Les sciences, donc, toutes les sciences aujourd’hui s’affairent, s’investissent, se négocient en pratiques. De l’expérimentation au conseil en passant par l’expertise, elles ne s’activent pas seulement, elles activent. Elles le font tant et si bien que l’idée, « métaphysique » par excellence pour B. Stiegler, de leur distance souveraine à l’égard de la technique, à supposer qu’elle ne fût pas de tout temps faussée, serait bien incapable d’épater désormais réellement l’essentiel des scientifiques. Depuis la révolution industrielle au moins, il ne nous est plus guère loisible de penser – nous venons de le voir – « comme si les actes techniques n’existaient pas et ne posaient pas de questions face auxquelles la possibilité de séparer le théorique et le pratique est moins évidente »(11). L’ensemble de ce tableau ressemble à celui d’une technicité au libre cours, sans frein. Cette liberté est souvent interprétée au profit d’une conception inexorable de la technique. Cependant, s’il doit nous être clair que nous n’avons rien à « opposer », rien de sûr en tout cas, nul savoir, à cette technique dont « l’action » relève bel et bien d’une « logique évolutive propre » au « système dynamique » qu’elle est(12), nous n’en sommes pas moins invités à penser ce « système » lui-même, précisément, comme ouvert à la « dynamique » et à « l’action ». Le mot clef, dans cette histoire, c’est encore celui que nous avons rencontré tout à l’heure : la techno-scientificité et les savoir-faire ne sont pas a priori cadrés mais bien engagés par un « défaut ».

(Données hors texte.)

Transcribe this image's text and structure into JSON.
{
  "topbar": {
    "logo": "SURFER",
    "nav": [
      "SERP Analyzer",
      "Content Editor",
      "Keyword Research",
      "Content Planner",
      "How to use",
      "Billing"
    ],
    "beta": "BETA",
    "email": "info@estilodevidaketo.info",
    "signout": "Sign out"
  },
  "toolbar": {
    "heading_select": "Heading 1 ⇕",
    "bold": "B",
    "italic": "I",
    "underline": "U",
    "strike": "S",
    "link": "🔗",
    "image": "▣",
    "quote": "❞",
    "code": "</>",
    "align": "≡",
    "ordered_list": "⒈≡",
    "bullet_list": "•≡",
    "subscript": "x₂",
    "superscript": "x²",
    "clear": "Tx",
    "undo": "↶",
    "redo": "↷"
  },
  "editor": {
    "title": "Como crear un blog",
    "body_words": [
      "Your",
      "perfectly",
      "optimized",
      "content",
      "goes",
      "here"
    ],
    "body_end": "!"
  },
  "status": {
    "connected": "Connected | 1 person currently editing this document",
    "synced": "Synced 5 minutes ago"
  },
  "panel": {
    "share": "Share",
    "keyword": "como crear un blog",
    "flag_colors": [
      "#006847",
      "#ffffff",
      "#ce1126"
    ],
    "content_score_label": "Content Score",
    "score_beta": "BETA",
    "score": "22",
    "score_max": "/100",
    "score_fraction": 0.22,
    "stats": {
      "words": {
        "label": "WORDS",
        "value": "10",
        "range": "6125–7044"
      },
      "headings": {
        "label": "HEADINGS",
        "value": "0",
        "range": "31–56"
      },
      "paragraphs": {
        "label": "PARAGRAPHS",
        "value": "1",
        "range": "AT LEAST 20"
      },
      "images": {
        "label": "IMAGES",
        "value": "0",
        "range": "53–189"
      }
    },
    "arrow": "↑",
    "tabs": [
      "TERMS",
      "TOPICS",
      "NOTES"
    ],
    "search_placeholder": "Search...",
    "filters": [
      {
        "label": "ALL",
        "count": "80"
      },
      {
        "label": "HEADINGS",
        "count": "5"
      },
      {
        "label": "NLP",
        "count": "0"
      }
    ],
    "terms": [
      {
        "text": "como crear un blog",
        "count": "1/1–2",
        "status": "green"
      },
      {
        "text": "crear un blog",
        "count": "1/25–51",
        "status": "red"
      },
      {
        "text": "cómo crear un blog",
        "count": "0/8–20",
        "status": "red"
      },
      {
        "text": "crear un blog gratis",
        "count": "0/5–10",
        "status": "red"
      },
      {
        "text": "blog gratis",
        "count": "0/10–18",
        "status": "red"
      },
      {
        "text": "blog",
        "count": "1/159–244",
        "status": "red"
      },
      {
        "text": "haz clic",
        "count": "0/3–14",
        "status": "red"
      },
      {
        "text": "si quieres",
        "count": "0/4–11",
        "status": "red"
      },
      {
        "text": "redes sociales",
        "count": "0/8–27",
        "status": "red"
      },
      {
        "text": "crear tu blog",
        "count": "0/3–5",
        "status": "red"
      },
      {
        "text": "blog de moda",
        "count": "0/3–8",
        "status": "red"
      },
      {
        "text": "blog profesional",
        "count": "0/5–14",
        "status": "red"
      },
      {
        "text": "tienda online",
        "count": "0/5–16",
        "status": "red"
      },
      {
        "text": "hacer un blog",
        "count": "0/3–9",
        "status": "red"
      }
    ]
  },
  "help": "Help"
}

Pour B. Stiegler en effet, les humains sont « en défaut d’origine ». Cette expression, il faut l’entendre, dans l’esprit me semble-t-il de ce que donnait déjà à méditer J. Derrida, comme signifiant l’impossibilité de saisir l’origine de quoi que ce soit d’humain et comme marquant corrélativement le caractère inévitablement fictionnel encore – « indécidable », eût ici plus volontiers dit J. Derrida – de tout discours sur ce sujet. Mais il faut l’entendre aussi comme signifiant le caractère essentiellement défectueux de la situation vitale de l’humanité. Cette dernière, en d’autres termes, ne possède pas en soi, dans l’ordre même de ce qui la fait vivante – ordre du « bios » – les éléments suffisants de sa régulation. Elle doit, et cet impératif n’est pas moral (c’est la marque de ce qui agite sur son mode spécifique le vivant doté de capacité au geste et à la parole), appuyer son existence sur des données externes à ses lois biologiques, sur des fabrications, sur des productions, sur des institutions. Le langage est une telle institution existentielle, l’outillage aussi bien. Le fait que les humains vivent avec ces éléments et jamais sans eux correspond globalement à leur caractère technicien.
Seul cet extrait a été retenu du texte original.